Seungbin Yang, ChaeHun Park, Taehee Kim, Jaegul Choo

TL;DR
This paper investigates whether tool-augmented large language models can recognize incomplete or ambiguous conditions and appropriately decide when to refrain from using tools, addressing a key challenge for reliable real-world AI applications.
Contribution
The study introduces a benchmark dataset and a prompting strategy that improve LLMs' ability to identify incomplete conditions and make better tool-use decisions.
Findings
State-of-the-art LLMs often fail to recognize incomplete conditions.
The proposed prompting strategy significantly improves recognition accuracy.
Enhanced models make more appropriate and reliable tool-use decisions.
Abstract
Recent advancements in integrating large language models (LLMs) with tools have allowed the models to interact with real-world environments.

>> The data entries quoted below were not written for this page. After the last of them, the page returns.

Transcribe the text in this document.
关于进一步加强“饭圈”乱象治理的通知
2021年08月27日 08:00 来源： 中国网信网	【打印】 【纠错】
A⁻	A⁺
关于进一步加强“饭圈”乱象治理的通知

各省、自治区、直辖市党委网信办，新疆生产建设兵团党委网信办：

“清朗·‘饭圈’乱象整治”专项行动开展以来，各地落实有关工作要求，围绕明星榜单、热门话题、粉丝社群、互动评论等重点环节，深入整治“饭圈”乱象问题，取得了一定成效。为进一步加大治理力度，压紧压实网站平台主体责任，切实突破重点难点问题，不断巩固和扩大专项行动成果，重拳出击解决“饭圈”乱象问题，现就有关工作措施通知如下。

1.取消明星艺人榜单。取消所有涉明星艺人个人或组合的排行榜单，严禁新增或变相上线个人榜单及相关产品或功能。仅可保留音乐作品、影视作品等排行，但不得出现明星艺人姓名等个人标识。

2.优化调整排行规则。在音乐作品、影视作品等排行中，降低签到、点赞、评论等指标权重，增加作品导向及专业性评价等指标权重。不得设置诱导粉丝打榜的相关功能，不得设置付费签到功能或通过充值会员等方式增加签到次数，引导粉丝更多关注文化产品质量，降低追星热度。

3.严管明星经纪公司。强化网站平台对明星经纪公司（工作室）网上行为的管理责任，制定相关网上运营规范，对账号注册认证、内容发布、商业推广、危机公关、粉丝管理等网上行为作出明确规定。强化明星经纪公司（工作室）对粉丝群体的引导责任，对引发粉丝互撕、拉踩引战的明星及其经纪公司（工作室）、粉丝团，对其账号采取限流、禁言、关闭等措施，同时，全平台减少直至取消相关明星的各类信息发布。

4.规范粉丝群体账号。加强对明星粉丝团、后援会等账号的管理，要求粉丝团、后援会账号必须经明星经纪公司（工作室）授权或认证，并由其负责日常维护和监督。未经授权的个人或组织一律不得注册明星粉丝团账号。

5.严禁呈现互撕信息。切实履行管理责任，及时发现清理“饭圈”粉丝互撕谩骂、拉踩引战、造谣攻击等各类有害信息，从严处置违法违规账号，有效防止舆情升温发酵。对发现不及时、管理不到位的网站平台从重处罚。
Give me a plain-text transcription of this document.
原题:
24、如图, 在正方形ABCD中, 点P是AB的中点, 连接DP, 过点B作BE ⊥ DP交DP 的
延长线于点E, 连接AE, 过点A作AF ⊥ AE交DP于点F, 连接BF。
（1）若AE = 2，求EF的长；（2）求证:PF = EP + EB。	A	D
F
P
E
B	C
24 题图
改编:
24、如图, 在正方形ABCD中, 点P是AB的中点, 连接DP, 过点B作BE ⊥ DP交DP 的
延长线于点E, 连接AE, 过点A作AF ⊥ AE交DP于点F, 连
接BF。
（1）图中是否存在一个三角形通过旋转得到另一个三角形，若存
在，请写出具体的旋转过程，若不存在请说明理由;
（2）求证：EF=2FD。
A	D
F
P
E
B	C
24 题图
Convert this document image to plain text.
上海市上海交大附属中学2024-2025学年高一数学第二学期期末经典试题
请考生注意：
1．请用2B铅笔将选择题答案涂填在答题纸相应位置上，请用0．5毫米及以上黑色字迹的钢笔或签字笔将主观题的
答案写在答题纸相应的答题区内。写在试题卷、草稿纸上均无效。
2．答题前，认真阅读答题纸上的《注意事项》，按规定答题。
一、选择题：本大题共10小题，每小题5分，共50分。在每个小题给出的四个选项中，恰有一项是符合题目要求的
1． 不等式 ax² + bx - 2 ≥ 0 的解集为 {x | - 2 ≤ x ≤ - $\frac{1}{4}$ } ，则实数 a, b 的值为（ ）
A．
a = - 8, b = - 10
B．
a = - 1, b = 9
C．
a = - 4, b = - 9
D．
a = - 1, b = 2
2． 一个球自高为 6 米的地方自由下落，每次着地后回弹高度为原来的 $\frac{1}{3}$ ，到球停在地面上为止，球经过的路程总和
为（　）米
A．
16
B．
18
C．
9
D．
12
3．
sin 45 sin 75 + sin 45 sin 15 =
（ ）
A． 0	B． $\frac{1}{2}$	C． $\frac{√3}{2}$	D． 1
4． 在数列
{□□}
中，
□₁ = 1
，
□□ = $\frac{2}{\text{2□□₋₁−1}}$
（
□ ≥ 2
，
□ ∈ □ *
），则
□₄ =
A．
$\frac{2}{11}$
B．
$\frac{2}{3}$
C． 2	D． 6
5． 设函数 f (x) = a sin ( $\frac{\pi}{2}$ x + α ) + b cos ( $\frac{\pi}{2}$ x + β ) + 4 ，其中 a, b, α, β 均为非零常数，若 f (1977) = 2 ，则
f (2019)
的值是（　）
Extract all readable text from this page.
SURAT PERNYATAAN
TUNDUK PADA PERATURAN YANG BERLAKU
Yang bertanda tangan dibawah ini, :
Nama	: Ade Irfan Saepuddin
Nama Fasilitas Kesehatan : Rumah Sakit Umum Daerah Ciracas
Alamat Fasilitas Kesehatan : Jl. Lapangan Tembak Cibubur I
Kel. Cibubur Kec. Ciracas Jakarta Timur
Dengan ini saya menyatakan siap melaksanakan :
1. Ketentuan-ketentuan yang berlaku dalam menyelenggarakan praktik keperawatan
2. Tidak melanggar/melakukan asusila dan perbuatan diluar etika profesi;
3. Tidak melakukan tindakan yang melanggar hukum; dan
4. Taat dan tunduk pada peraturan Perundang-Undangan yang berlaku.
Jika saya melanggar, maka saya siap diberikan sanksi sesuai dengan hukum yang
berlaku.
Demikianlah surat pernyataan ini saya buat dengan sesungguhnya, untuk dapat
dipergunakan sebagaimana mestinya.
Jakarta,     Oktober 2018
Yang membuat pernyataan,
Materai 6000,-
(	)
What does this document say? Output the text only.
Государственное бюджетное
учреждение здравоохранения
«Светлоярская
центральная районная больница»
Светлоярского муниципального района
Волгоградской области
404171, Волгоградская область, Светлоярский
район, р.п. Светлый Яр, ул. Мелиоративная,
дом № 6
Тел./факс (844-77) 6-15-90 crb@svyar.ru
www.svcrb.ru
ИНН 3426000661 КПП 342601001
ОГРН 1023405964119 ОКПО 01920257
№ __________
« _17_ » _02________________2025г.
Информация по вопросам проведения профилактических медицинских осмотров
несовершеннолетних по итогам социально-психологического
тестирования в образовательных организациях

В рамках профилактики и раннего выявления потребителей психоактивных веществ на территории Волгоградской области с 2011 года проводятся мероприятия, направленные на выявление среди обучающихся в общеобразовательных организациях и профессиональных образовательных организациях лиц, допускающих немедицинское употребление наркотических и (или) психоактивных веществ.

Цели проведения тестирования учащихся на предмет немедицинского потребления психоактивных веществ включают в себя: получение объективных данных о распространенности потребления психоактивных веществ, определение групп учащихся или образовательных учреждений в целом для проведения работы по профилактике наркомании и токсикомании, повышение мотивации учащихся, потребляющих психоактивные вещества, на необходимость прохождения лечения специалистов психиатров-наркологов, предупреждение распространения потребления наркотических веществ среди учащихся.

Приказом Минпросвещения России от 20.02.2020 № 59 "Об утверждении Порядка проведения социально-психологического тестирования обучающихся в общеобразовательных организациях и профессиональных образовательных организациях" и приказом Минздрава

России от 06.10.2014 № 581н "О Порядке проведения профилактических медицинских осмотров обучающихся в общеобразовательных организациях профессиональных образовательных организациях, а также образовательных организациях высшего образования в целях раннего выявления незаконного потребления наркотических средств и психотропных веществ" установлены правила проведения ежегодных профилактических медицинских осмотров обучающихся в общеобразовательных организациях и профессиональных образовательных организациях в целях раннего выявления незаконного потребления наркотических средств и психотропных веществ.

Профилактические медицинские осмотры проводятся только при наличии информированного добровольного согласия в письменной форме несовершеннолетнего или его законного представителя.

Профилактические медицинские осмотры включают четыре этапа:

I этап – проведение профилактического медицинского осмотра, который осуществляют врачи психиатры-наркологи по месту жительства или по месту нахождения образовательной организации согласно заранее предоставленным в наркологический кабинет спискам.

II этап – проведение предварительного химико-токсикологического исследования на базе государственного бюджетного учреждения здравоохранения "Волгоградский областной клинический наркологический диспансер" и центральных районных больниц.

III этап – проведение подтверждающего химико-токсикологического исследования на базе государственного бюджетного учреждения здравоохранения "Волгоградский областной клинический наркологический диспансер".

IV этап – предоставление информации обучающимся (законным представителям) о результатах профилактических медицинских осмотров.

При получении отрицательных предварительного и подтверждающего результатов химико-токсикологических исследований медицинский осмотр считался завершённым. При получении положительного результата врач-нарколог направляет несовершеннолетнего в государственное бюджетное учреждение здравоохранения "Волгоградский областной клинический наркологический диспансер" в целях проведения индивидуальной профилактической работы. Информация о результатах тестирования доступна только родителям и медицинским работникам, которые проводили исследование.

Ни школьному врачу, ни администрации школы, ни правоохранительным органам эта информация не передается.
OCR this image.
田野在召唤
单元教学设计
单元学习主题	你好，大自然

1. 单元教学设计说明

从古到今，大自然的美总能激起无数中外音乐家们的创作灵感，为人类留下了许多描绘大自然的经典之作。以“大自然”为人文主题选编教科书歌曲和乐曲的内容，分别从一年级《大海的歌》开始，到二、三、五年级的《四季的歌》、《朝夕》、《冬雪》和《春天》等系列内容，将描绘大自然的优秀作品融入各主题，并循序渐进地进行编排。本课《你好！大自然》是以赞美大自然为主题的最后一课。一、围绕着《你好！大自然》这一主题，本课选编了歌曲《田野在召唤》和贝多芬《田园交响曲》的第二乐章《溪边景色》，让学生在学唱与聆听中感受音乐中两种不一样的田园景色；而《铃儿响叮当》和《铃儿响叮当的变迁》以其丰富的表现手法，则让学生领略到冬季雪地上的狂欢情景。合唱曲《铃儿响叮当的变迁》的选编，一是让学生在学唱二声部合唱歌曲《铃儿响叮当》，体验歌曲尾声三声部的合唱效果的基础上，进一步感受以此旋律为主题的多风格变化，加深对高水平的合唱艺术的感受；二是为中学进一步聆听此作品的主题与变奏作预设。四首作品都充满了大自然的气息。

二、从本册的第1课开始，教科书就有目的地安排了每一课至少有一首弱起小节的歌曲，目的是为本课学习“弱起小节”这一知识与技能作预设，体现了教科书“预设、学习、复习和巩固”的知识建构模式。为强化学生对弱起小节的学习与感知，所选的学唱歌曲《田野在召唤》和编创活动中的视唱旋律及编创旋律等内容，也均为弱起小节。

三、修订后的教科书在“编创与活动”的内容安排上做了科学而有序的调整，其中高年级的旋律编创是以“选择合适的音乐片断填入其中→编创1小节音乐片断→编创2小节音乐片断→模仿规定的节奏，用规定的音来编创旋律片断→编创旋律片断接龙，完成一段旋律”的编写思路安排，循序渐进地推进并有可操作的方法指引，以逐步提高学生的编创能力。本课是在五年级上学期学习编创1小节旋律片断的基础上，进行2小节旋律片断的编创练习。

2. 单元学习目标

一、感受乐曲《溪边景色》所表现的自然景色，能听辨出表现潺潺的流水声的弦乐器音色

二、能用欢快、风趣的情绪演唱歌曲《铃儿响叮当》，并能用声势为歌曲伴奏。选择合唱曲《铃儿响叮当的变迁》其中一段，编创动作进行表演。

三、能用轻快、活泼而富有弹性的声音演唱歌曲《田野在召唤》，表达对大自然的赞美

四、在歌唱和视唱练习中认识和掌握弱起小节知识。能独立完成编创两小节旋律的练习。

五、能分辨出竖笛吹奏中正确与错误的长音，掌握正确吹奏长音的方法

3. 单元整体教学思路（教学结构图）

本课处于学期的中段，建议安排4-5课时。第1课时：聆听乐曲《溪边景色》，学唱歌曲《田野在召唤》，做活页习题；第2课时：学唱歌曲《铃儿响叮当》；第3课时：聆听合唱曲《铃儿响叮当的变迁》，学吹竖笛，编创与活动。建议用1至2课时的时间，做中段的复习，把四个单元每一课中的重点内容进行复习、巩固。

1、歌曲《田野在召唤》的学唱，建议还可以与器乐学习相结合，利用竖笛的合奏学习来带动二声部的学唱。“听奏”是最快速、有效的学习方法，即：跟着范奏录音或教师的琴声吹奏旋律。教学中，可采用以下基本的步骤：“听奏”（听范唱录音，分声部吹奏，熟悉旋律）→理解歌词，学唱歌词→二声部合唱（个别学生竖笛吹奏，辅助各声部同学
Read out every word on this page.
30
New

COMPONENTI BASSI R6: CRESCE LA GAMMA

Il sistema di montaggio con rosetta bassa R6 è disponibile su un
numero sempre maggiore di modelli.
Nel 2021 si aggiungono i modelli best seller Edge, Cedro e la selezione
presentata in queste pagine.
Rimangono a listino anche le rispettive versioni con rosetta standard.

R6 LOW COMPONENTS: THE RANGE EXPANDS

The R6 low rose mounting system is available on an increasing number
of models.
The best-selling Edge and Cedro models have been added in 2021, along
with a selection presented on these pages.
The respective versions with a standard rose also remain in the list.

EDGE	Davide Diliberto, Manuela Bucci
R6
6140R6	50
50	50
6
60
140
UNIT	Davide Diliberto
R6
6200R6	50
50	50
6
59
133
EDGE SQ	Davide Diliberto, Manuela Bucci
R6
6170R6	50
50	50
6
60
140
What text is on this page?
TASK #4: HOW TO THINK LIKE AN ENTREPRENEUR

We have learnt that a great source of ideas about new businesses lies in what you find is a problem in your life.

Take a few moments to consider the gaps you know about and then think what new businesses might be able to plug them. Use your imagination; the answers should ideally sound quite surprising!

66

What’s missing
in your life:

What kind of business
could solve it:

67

However, these tool-augmented LLMs often encounter incomplete scenarios when users provide partial information or the necessary tools are unavailable. Recognizing and managing such scenarios is crucial for LLMs to ensure their reliability, but this exploration remains understudied. This study examines whether LLMs can identify incomplete conditions and appropriately determine when to refrain from using tools. To quantitatively evaluate this capability, we construct a new benchmark dataset where instances are systematically altered to simulate the ambiguous and incomplete conditions common in real-world interactions. Our experiments reveal that even state-of-the-art LLMs often struggle to identify these conditions, attempting to use tools without…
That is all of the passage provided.